Swedish businessman (1950–2012)

Maths-Olov Sundqvist (23 October 1950 – 23 September 2012) was a Swedish entrepreneur and business magnate. Sundqvist was one of Sweden's wealthiest individuals; however, during the Great Recession, he was forced to sell most of his possessions at huge losses.

==Life and career ==
Sundqvist was born in 1950 in Offerdal in Krokom Municipality in Sweden. He began his business career by developing his father's bus company and finally selling it in 1979 to the municipality of Östersund for 8.7 million Swedish kronor. He used the proceeds to found his personal investment company Skrindan, which grew aggressively to become a big player in real estate. In 1992, he rescued the local newspaper Länstidningen in Östersund as it fell into financial difficulties. In 2002 he controlled a majority stake at the Länstidningen, as well as several other local companies.
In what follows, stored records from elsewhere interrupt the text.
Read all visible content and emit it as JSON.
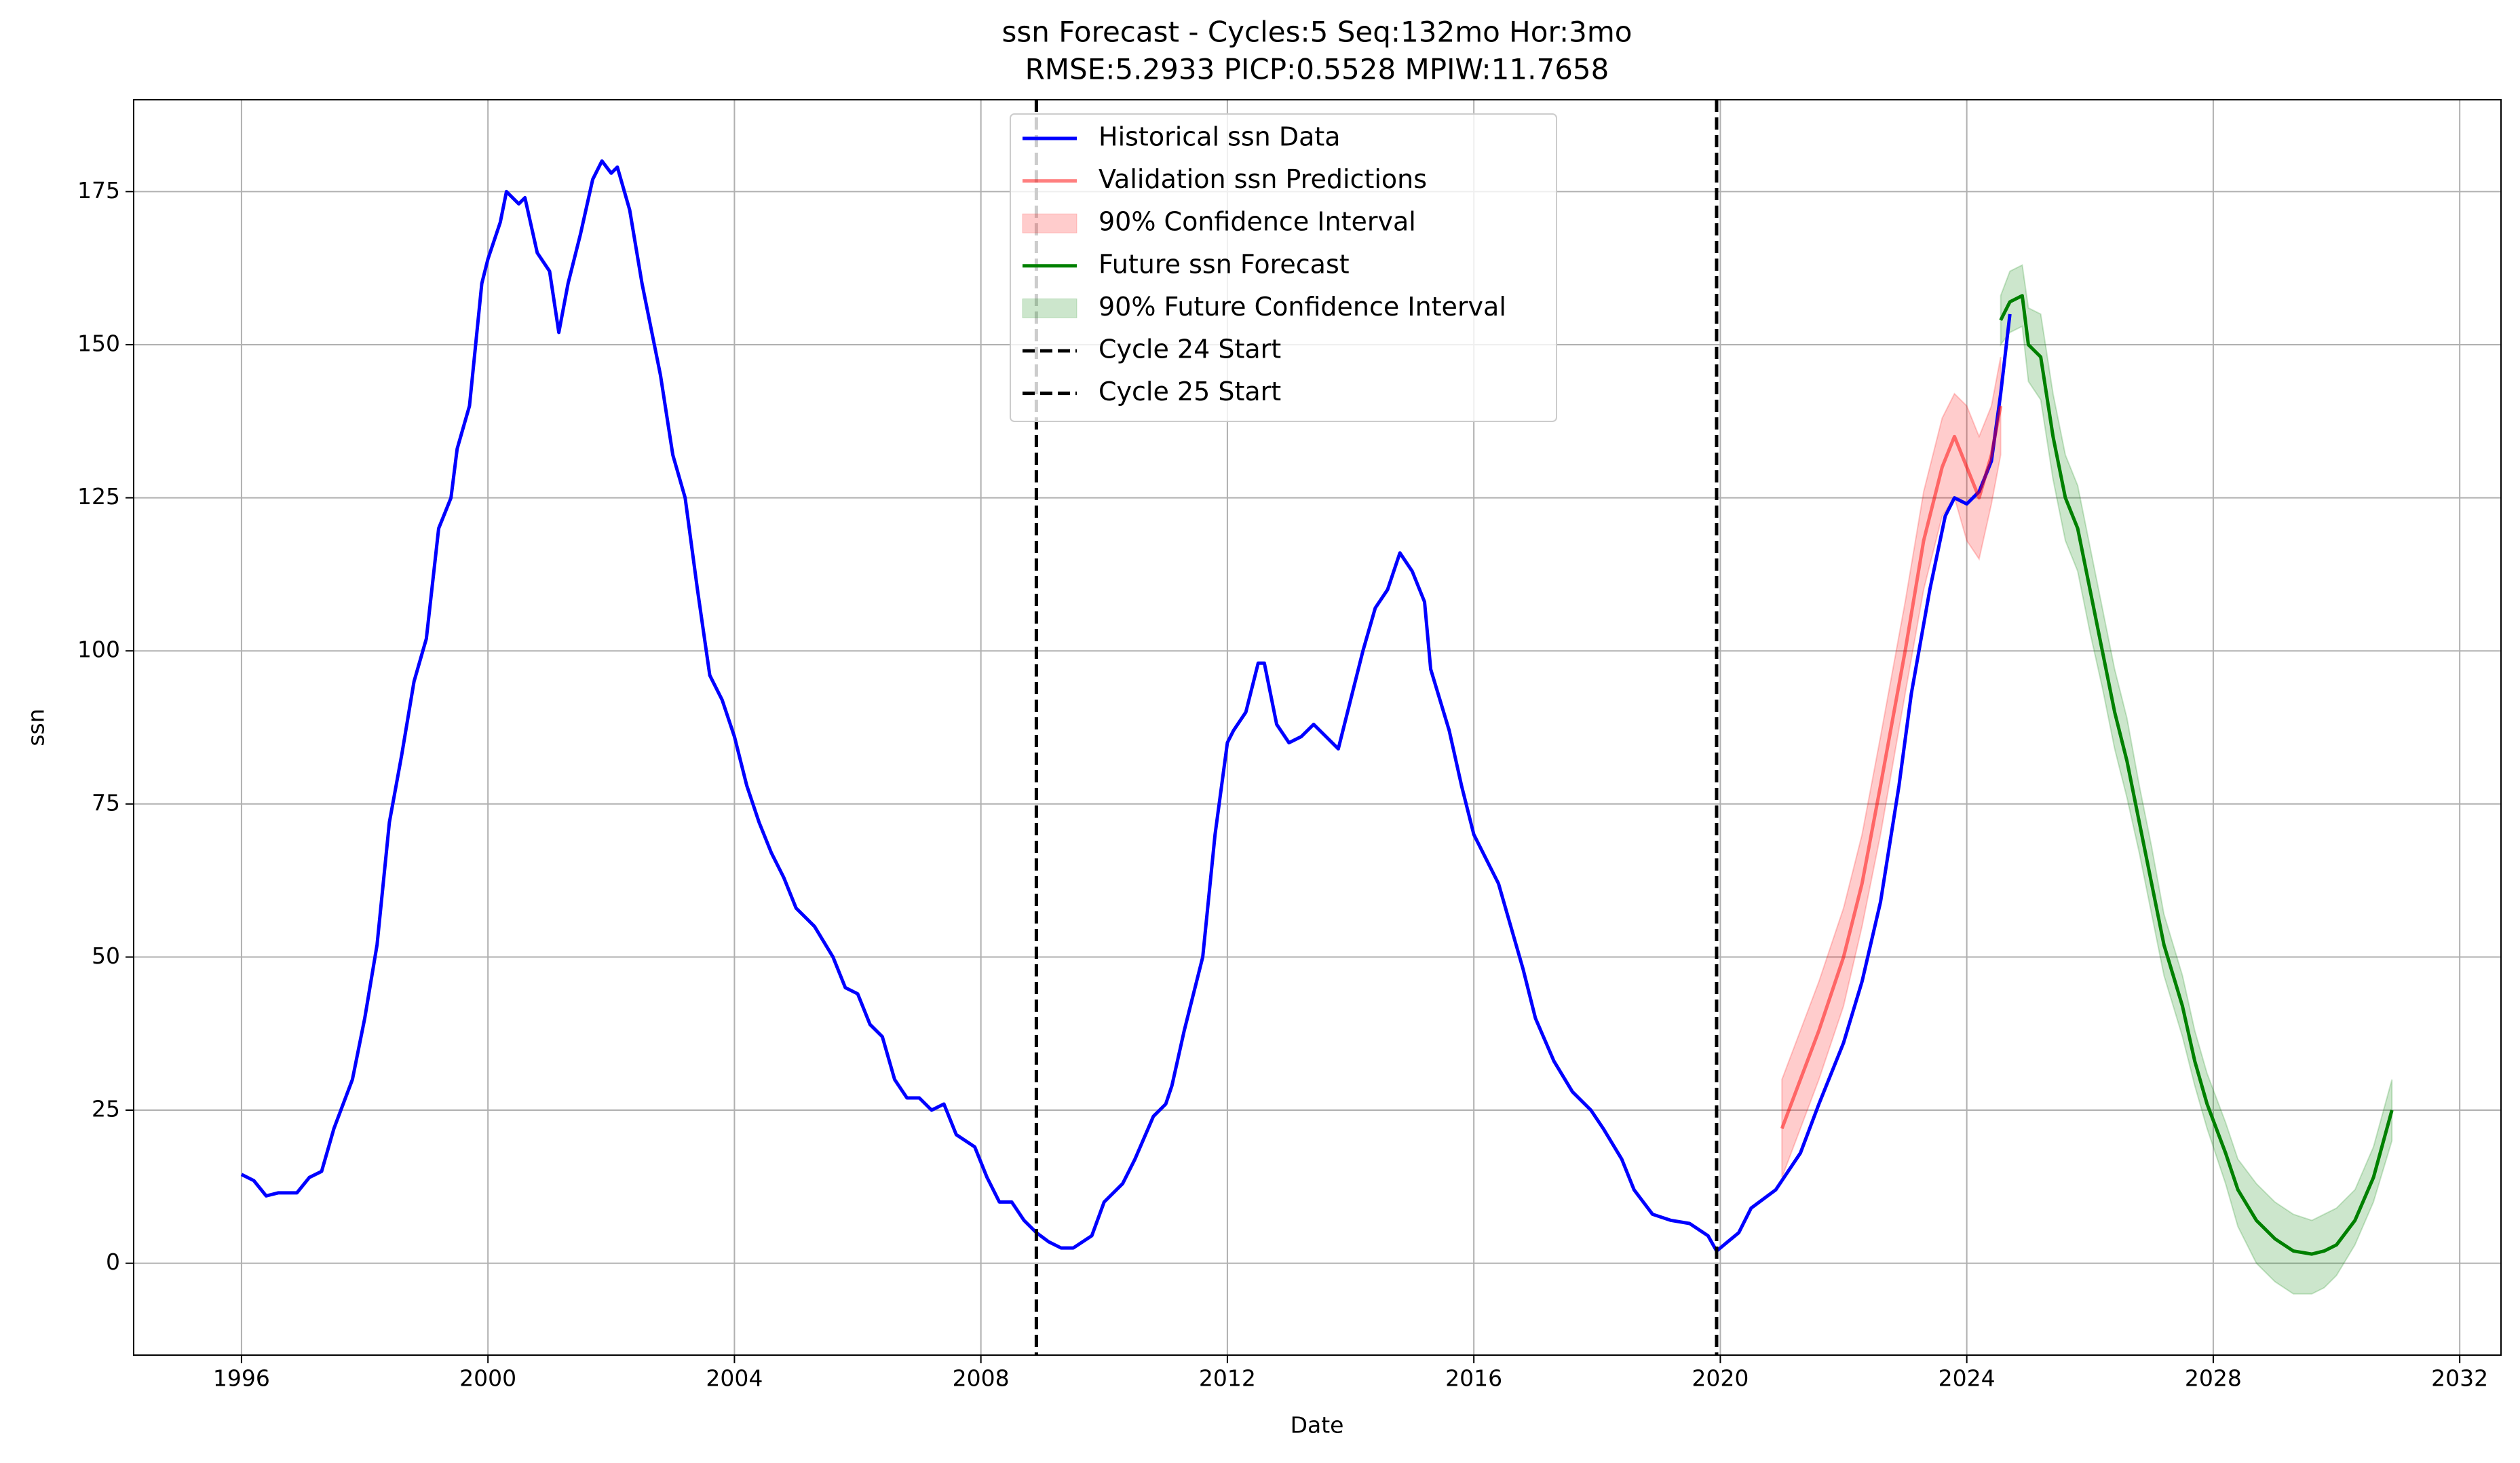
{
  "chart_data": {
    "type": "line",
    "title": "ssn Forecast - Cycles:5 Seq:132mo Hor:3mo",
    "subtitle": "RMSE:5.2933 PICP:0.5528 MPIW:11.7658",
    "x_label": "Date",
    "y_label": "ssn",
    "xlim": [
      1994.25,
      2032.67
    ],
    "ylim": [
      -15,
      190
    ],
    "xticks": [
      1996,
      2000,
      2004,
      2008,
      2012,
      2016,
      2020,
      2024,
      2028,
      2032
    ],
    "yticks": [
      0,
      25,
      50,
      75,
      100,
      125,
      150,
      175
    ],
    "grid": true,
    "legend": "upper center",
    "series": [
      {
        "name": "Historical ssn Data",
        "kind": "line",
        "color": "#0000ff",
        "opacity": 1,
        "x": [
          1996.0,
          1996.2,
          1996.4,
          1996.6,
          1996.9,
          1997.1,
          1997.3,
          1997.5,
          1997.8,
          1998.0,
          1998.2,
          1998.4,
          1998.6,
          1998.8,
          1999.0,
          1999.2,
          1999.4,
          1999.5,
          1999.7,
          1999.9,
          2000.0,
          2000.2,
          2000.3,
          2000.5,
          2000.6,
          2000.8,
          2001.0,
          2001.15,
          2001.3,
          2001.5,
          2001.7,
          2001.85,
          2002.0,
          2002.1,
          2002.3,
          2002.5,
          2002.8,
          2003.0,
          2003.2,
          2003.4,
          2003.6,
          2003.8,
          2004.0,
          2004.2,
          2004.4,
          2004.6,
          2004.8,
          2005.0,
          2005.3,
          2005.6,
          2005.8,
          2006.0,
          2006.2,
          2006.4,
          2006.6,
          2006.8,
          2007.0,
          2007.2,
          2007.4,
          2007.6,
          2007.9,
          2008.1,
          2008.3,
          2008.5,
          2008.7,
          2008.9,
          2009.1,
          2009.3,
          2009.5,
          2009.8,
          2010.0,
          2010.3,
          2010.5,
          2010.8,
          2011.0,
          2011.1,
          2011.3,
          2011.6,
          2011.8,
          2012.0,
          2012.1,
          2012.3,
          2012.5,
          2012.6,
          2012.8,
          2013.0,
          2013.2,
          2013.4,
          2013.6,
          2013.8,
          2014.0,
          2014.2,
          2014.4,
          2014.6,
          2014.8,
          2015.0,
          2015.2,
          2015.3,
          2015.6,
          2015.8,
          2016.0,
          2016.2,
          2016.4,
          2016.6,
          2016.8,
          2017.0,
          2017.3,
          2017.6,
          2017.9,
          2018.1,
          2018.4,
          2018.6,
          2018.9,
          2019.2,
          2019.5,
          2019.8,
          2019.94,
          2020.3,
          2020.5,
          2020.9,
          2021.3,
          2021.6,
          2022.0,
          2022.3,
          2022.6,
          2022.9,
          2023.1,
          2023.4,
          2023.65,
          2023.8,
          2024.0,
          2024.2,
          2024.4,
          2024.55,
          2024.7
        ],
        "values": [
          14.5,
          13.5,
          11,
          11.5,
          11.5,
          14,
          15,
          22,
          30,
          40,
          52,
          72,
          83,
          95,
          102,
          120,
          125,
          133,
          140,
          160,
          164,
          170,
          175,
          173,
          174,
          165,
          162,
          152,
          160,
          168,
          177,
          180,
          178,
          179,
          172,
          160,
          145,
          132,
          125,
          110,
          96,
          92,
          86,
          78,
          72,
          67,
          63,
          58,
          55,
          50,
          45,
          44,
          39,
          37,
          30,
          27,
          27,
          25,
          26,
          21,
          19,
          14,
          10,
          10,
          7,
          5,
          3.5,
          2.5,
          2.5,
          4.5,
          10,
          13,
          17,
          24,
          26,
          29,
          38,
          50,
          70,
          85,
          87,
          90,
          98,
          98,
          88,
          85,
          86,
          88,
          86,
          84,
          92,
          100,
          107,
          110,
          116,
          113,
          108,
          97,
          87,
          78,
          70,
          66,
          62,
          55,
          48,
          40,
          33,
          28,
          25,
          22,
          17,
          12,
          8,
          7,
          6.5,
          4.5,
          2,
          5,
          9,
          12,
          18,
          26,
          36,
          46,
          59,
          78,
          93,
          110,
          122,
          125,
          124,
          126,
          131,
          142,
          155
        ]
      },
      {
        "name": "Validation ssn Predictions",
        "kind": "line",
        "color": "#ff0000",
        "opacity": 0.5,
        "x": [
          2021.0,
          2021.3,
          2021.6,
          2022.0,
          2022.3,
          2022.6,
          2023.0,
          2023.3,
          2023.6,
          2023.8,
          2024.0,
          2024.2,
          2024.4,
          2024.55
        ],
        "values": [
          22,
          30,
          38,
          50,
          62,
          78,
          100,
          118,
          130,
          135,
          130,
          125,
          132,
          140
        ]
      },
      {
        "name": "90% Confidence Interval",
        "kind": "band",
        "color": "#ff0000",
        "opacity": 0.2,
        "x": [
          2021.0,
          2021.3,
          2021.6,
          2022.0,
          2022.3,
          2022.6,
          2023.0,
          2023.3,
          2023.6,
          2023.8,
          2024.0,
          2024.2,
          2024.4,
          2024.55
        ],
        "lower": [
          14,
          22,
          30,
          42,
          55,
          70,
          93,
          110,
          122,
          125,
          118,
          115,
          124,
          132
        ],
        "upper": [
          30,
          38,
          46,
          58,
          70,
          86,
          108,
          126,
          138,
          142,
          140,
          135,
          140,
          148
        ]
      },
      {
        "name": "Future ssn Forecast",
        "kind": "line",
        "color": "#008000",
        "opacity": 1,
        "x": [
          2024.55,
          2024.7,
          2024.9,
          2025.0,
          2025.2,
          2025.4,
          2025.6,
          2025.8,
          2026.0,
          2026.2,
          2026.4,
          2026.6,
          2026.8,
          2027.0,
          2027.2,
          2027.5,
          2027.7,
          2027.9,
          2028.2,
          2028.4,
          2028.7,
          2029.0,
          2029.3,
          2029.6,
          2029.8,
          2030.0,
          2030.3,
          2030.6,
          2030.9
        ],
        "values": [
          154,
          157,
          158,
          150,
          148,
          135,
          125,
          120,
          110,
          100,
          90,
          82,
          72,
          62,
          52,
          42,
          33,
          26,
          18,
          12,
          7,
          4,
          2,
          1.5,
          2,
          3,
          7,
          14,
          25
        ]
      },
      {
        "name": "90% Future Confidence Interval",
        "kind": "band",
        "color": "#008000",
        "opacity": 0.2,
        "x": [
          2024.55,
          2024.7,
          2024.9,
          2025.0,
          2025.2,
          2025.4,
          2025.6,
          2025.8,
          2026.0,
          2026.2,
          2026.4,
          2026.6,
          2026.8,
          2027.0,
          2027.2,
          2027.5,
          2027.7,
          2027.9,
          2028.2,
          2028.4,
          2028.7,
          2029.0,
          2029.3,
          2029.6,
          2029.8,
          2030.0,
          2030.3,
          2030.6,
          2030.9
        ],
        "lower": [
          150,
          152,
          153,
          144,
          141,
          128,
          118,
          113,
          103,
          94,
          84,
          76,
          67,
          57,
          47,
          37,
          29,
          22,
          13,
          6,
          0,
          -3,
          -5,
          -5,
          -4,
          -2,
          3,
          10,
          20
        ],
        "upper": [
          158,
          162,
          163,
          156,
          155,
          142,
          132,
          127,
          117,
          107,
          97,
          89,
          78,
          68,
          57,
          47,
          38,
          31,
          23,
          17,
          13,
          10,
          8,
          7,
          8,
          9,
          12,
          19,
          30
        ]
      }
    ],
    "vlines": [
      {
        "name": "Cycle 24 Start",
        "x": 2008.9,
        "color": "#000000"
      },
      {
        "name": "Cycle 25 Start",
        "x": 2019.94,
        "color": "#000000"
      }
    ]
  }
}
Sundqvist was ranked in 2007 by the Swedish business magazine the Affärsvärlden as one of Sweden's wealthiest individuals after his acquisition of large blocks of shares in a number of Swedish corporations such as Hexagon, Fabege, Industrivärden and SCA. In 2008, his total portfolio was worth 10.4 billion Swedish kronor, and his portfolio of real estate was worth 7–8 billion Swedish kronor.

Due to declining stock prices during the Great Recession, Sundqvist was forced to sell large blocks of shares to refinance loans. Sundqvist had more than a billion in debts at the Carnegie Investment Bank, and was a contributing factor that the bank lost its banking license and was taken over by the Swedish National Debt Office. As Sundqvist was forced to sell most of his shares, he suffered huge losses.

==Death==
In September 2012, Sundqvist was found dead next to his all-terrain vehicle near his residence in Häggenås, north of Östersund, in what was assumed to be a traffic accident. He was 61.